Cowboy Caviar, Caroline Barrett

Cowboy Caviar, Only Better

This recipe is part of my TU January 2023 story. It goes along with Roasted Broccoli Soup with Turmeric and Coconut Milk and Ginger Apricot Pistachio Bars.

Cowboy Caviar, Caroline Barrett
Cowboy Caviar, Only Better

Cowboy Caviar is good – it’s a dish that is good for cozy, lazy football dinners, and also great for potlucks and dinner with friends. It’s beans and peppers, onions and corn, mixed up and meant to be scooped with a chip, and really, it’s loved by all. Be prepared for a non-traditional version here, as this one has vegetables that are sauteed gently, and then mixed together with the required black beans and black-eyed peas. (Traditionally, Cowboy Caviar is served completely raw, and everything is crunchy. It felt right to soften things up a bit, sweeten the onion and let the flavors meld.) Instead of bottled dressing, I whisked together a quick vinaigrette made with apple cider vinegar, cayenne and enough maple syrup to only hint at sweetness. I also shook it up by adding avocado, greens and herbs.
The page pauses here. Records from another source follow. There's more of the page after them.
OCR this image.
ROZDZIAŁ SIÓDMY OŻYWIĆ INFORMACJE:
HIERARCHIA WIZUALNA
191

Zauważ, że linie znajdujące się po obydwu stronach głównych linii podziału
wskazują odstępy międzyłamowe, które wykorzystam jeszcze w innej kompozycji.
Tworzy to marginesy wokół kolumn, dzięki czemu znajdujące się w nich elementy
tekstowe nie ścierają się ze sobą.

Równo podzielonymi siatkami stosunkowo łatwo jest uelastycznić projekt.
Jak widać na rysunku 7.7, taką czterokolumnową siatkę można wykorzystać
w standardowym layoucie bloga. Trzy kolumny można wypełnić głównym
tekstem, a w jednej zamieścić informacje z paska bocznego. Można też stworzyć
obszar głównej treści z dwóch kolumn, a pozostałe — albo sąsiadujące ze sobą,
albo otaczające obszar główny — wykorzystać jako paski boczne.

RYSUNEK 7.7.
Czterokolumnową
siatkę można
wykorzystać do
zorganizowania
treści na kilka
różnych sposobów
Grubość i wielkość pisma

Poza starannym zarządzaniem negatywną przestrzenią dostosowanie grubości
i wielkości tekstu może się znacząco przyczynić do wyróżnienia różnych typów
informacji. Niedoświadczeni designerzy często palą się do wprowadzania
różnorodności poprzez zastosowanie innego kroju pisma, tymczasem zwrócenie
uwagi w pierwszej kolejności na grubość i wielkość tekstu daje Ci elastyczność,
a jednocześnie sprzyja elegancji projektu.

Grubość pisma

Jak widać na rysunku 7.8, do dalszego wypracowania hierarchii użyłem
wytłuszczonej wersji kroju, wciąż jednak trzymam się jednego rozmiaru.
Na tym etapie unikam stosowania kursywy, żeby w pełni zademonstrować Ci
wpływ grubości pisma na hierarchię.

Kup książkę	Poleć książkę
Those things were welcome additions for texture, color and flavor. This dish is perfect for football snacking, party-bringing and anytime it feels right to eat dinner in stretchy pants.

 

Cowboy Caviar, Only Better
Serves 4-6

Olive oil
1 small red onion, peeled and chopped
1 red pepper, seeded, cored and chopped
1 yellow pepper, seeded, cored and chopped
1 cup frozen corn, thawed and drained on towels
Kosher salt
2 cups chopped spinach or arugula (kale works, too)
1 14-ounce can black-eyed peas, drained and rinsed
1 14-ounce can black beans, drained and rinsed
1 large handful cilantro, chopped
1 avocado, peeled and chopped
Tortilla chips, for serving
For the vinaigrette:
3 tablespoons olive oil
3 teaspoons apple cider vinegar
2 teaspoons maple syrup
1 teaspoon cayenne
½ teaspoon kosher salt

In a large skillet set over medium heat, pour in a swirl of olive oil. When the oil is warm, add the onion and peppers. Cook for a few minutes, stirring. When the vegetables are soft, add the corn and cook for another minute or two. Season with a pinch of salt. Remove from the heat and stir in the greens while still warm. Scrape all into a large bowl and add both beans. Allow to cool to room temperature, then stir in the cilantro. 

Make the dressing: in a glass dish, whisk together the oil, vinegar, maple, cayenne and salt. Pour over the bean mixture and allow to marinate for an hour or so. Add the avocado just before serving.